Intervertebral discs (IVD) degeneration, which is caused by ageing or mechanical stress, leads to IVD disease, including back pain and sciatica. The cytokine interleukin (IL)‐17A is elevated in NP cells during IVD disease. Here we explored the pharmacotherapeutic potential of IL‐17A for the treatment of IVD disease using small‐molecule inhibitors that block binding of IL‐17A to the IL‐17A receptor (IL‐17RA). Treatment of NP cells with IL‐17A increased expression of cyclooxygenase‐2 (COX‐2), IL‐6, matrix metalloproteinase (MMP)‐3 and MMP‐13. These increases were suppressed by an IL‐17A‐neutralizing antibody, and small molecules that were identified as inhibitors by binding to the IL‐17A‐binding region of IL‐17RA. IL‐17A signalling also altered sulphated glycosaminoglycan deposition and spheroid colony formation, while treatment with small‐molecule inhibitors of IL‐17A attenuated this response.
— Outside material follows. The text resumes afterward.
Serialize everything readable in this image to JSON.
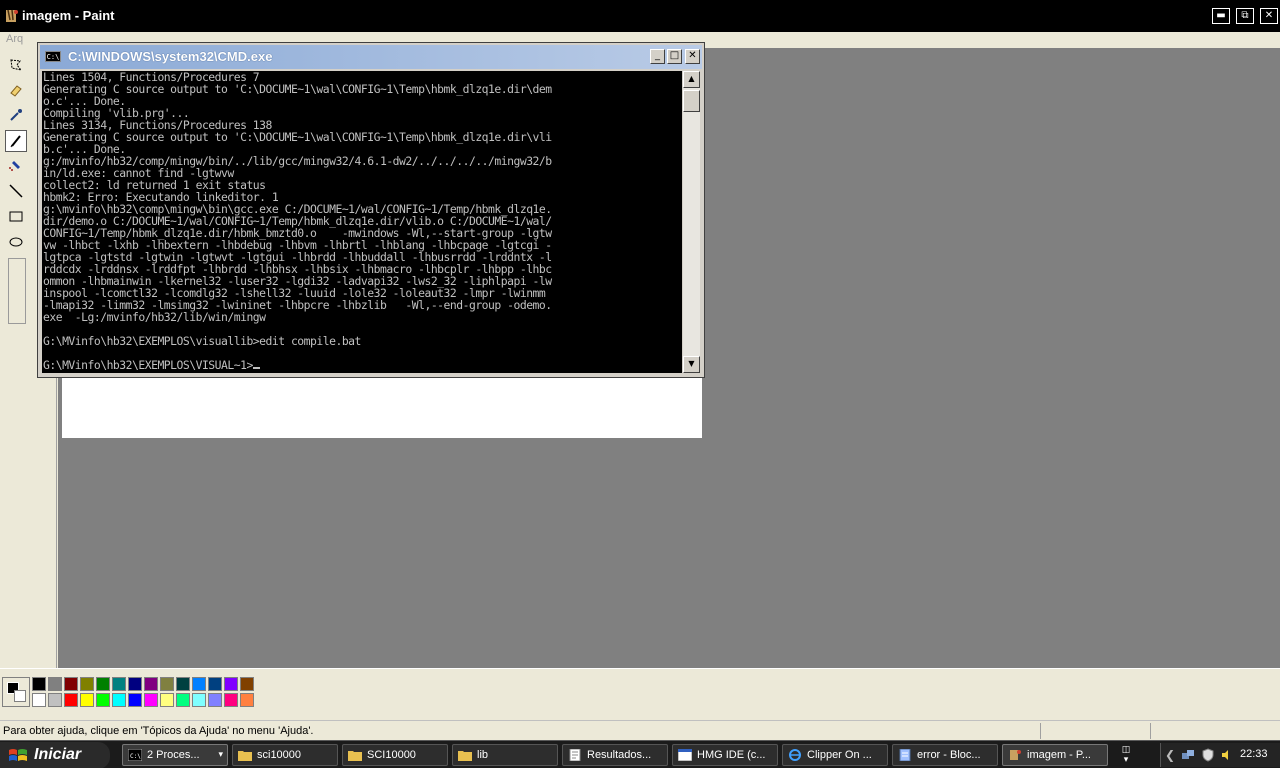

Furthermore, mitogen‐activated protein kinase pathways were activated by IL‐17A stimulation and induced IL‐6 and COX‐2 expression, while small‐molecule inhibitors of IL‐17A suppressed their expression. Taken together, these results show that IL‐17A is a valid target for IVD disease therapy and that small‐molecule inhibitors that inhibit the IL‐17A–IL‐17RA interaction may be useful for pharmacotherapy of IVD disease.